Reflections on Expectations and Purposes of a Trip

We travel for many different reasons: to visit family and friends, see exotic places, learn new things, relax, escape from the day-to-day grind, and more. While traveling, I thought about this a lot--especially because one's reasons for a trip influence how one spends a trip. I thought about this more than usual during my most recent trip because my brother and I have very different travel styles (i.e., he is more easygoing and flexible!).

It is perhaps useful to think about your goals before embarking on a trip. When I traveled between working and law school, I really wanted to improve my Spanish to a level that I considered close enough to fluency. So I made sure to immerse myself in places where I would be forced to speak more--or only--Spanish. When I went to Israel on Birthright last summer, I just wanted to enjoy the free trip and meet new people. So I didn't have many demands, and the highly structured trip allowed for essentially no individual planning. The main goal of our family vacation to the Pacific Northwest last winter was to enjoy a family vacation. So my family and I were happy just to be spending time together. When I started to think about this trip, I had a lot of vague goals, which I think made me unsure about how to approach it. On the one hand, I wanted to see a ton of things--when would I ever be back in that part of eastern/central Europe--yet at the same time it was supposed to be a chance for my brother and me to travel together, relax, and enjoy the fact that we had time this summer for a long vacation. So what did that mean for our trip? And how did my brother's individual goals interact with mine?

While goals can be useful, they can also hinder you and your enjoyment if your expectations are too high or not sufficiently met. What, then, is the middle ground? There are often many things that I want to do and see when I travel. If I don't go to a certain museum or eat a certain food or visit a certain landmark, my trip isn't ruined. But how do you manage that disappointment if it still (irrationally) exists? (Especially when your thoughts head down the path of "I'll probably never come back here again" and "This is--was--likely my only chance to do x or see y.") I am prone to thinking that way. However, if you have no expectations, you may miss out on a lot of things; you might not really plan your trip or might later learn of unique experiences or breathtaking views that you could have experienced but failed to make happen. I've thought a lot about this because I often tend to obsess over small things, rather than be flexible and accept what is. But in the end, a trip is much more than the things you see and do.

Our cab driver this morning [in Zagreb], from the hotel to the train station, asked us, "Why are you going to so many places? Most people just go to one place and relax." I guess it's true--vacations where you're on the move a lot are less relaxing, especially if you're still planning while traveling. But, in reply, I told him that when you have to cross an ocean, it can be worth it to go to multiple cities! I guess it just depends on the trip.

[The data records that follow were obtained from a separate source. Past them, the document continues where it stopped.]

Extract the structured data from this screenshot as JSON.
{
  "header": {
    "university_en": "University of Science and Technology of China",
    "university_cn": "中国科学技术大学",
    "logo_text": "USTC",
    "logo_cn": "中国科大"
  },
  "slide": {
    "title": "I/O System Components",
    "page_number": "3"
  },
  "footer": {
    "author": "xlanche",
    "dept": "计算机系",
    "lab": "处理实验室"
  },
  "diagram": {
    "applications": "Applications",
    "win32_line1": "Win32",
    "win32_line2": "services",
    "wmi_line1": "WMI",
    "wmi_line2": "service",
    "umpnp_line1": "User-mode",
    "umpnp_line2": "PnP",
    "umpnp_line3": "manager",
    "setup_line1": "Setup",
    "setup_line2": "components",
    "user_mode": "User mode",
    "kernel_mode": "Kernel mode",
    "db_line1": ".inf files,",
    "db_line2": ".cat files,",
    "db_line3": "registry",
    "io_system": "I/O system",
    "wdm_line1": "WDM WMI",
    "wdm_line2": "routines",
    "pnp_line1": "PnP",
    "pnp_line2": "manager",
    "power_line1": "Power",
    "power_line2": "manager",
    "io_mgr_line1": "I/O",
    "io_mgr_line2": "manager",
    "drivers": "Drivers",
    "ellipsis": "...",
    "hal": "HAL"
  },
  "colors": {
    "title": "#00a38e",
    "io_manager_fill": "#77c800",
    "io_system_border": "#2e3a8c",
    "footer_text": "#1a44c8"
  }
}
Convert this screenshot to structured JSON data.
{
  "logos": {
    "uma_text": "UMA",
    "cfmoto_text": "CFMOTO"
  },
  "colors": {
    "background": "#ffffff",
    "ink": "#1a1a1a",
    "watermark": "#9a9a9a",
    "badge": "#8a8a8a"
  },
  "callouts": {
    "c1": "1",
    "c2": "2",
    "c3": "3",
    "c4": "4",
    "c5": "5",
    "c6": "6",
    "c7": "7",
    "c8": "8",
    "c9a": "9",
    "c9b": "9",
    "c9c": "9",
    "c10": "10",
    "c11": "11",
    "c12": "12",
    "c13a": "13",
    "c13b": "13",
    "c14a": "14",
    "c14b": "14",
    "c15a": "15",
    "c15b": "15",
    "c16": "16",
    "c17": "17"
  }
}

In Croatia, I had really wanted to visit Plitviče National Park, which is full of waterfalls and lakes. A friend had told me about it and the pictures of it looked amazing. But as Stu and I planned out our travel within Croatia (while already in the country), it started to seem less and less like a reasonable and efficient thing to do. Plitviče was 2.5 hours by car/bus from Zagreb and farther from Split. We considered renting a car from Split to Zagreb--rather than taking the bus or train--and stopping at Plitviče on the way. But renting a car seemed expensive. And what if something happened on the road? (At least we could both drive manual!) I had also thought we could do it as a day trip from Zagreb. But then we realized we really only had one day and one evening in Zagreb when you factored in inter-city travel, and that would mean another day where we spent a good part of it in a vehicle. So, in the end, we didn't go to Plitviče. I was disappointed then, but now it seems like I was crazy to think that we could have crammed that into our trip! You have to make trade offs and adjust expectations (and negotiate with a brother who is more practical than you are!) and realize that there is more to a vacation than checking something of your "to see" list. Logistics, reasonableness, expense, and more all factor in. Having good company and enjoying the moment are also very important parts of a trip. . . . And who knows, maybe one day I'll go back to Croatia and see those waterfalls!

While on this trip, I pondered the difficult balance between, on the one hand, planning and having things that you really want to do on a vacation and, on the other hand, being flexible and not being super disappointed if you don't do those things or accomplish your initial goals. When you travel with someone else, you also have to be mindful of their goals and realize that compromise is crucial. Being accommodating might mean you don't see that last place on your sightseeing list, but it will improve the overall trip experience and relationship.

So, readers, what do you think? What is the balance between managing expectations yet still having them? Is it better to have some expectations? Or not at all? How much does that overlap with doing more pre-trip planning? And does it depend on your trip's purpose--which may even change while you travel?!